Best Driveway for Cold Weather
The best driveway for snow and ice is asphalt or recycled rubber, as both substances are flexible enough to withstand freeze/thaw cycles and still provide adequate traction. Heated driveways are an excellent alternative, as they prevent snow and ice build-up, keeping the driveway clear and safe.
Best Driveway for Sustainability
The best driveway surface for sustainability is anything that is recycled, recyclable, renewable or sustainably sourced. Choosing rubber or glass means less waste in landfills. Sustainably-sourced shells are a renewable resource and a cost-effective alternative to gravel.
Best Low-Budget Driveway Surface
Gravel, tar-and-chip and shells are all top choices for budget-friendly driveway surfaces. Remember that shell and gravel driveways decrease in volume over time, so they will periodically need topping up.
Best Low-Maintenance Driveway
For a low-maintenance driveway, go with concrete, resin, or recycled rubber. Of the three, concrete driveways have the longest lifespan and the highest strength.
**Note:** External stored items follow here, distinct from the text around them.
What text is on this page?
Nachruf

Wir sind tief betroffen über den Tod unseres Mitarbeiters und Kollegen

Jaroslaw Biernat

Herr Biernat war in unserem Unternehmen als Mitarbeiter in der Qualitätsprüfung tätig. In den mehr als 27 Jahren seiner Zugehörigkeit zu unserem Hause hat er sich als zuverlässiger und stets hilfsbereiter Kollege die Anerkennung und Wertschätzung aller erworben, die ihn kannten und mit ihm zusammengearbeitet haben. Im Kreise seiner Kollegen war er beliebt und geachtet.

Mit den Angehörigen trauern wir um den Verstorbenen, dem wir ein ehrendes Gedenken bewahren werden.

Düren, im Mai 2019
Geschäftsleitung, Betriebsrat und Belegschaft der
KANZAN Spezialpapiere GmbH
Rubber is a smart choice in colder climates, and resin is a good option for decorative residential driveways.
Best Driveway Material for Curb Appeal
Brick and stone are the best driveways for curb appeal. While both are reasonably expensive options, these driveways can add significant value to your property if appropriately laid. They are long-lasting and available in a variety of colors, patterns and types.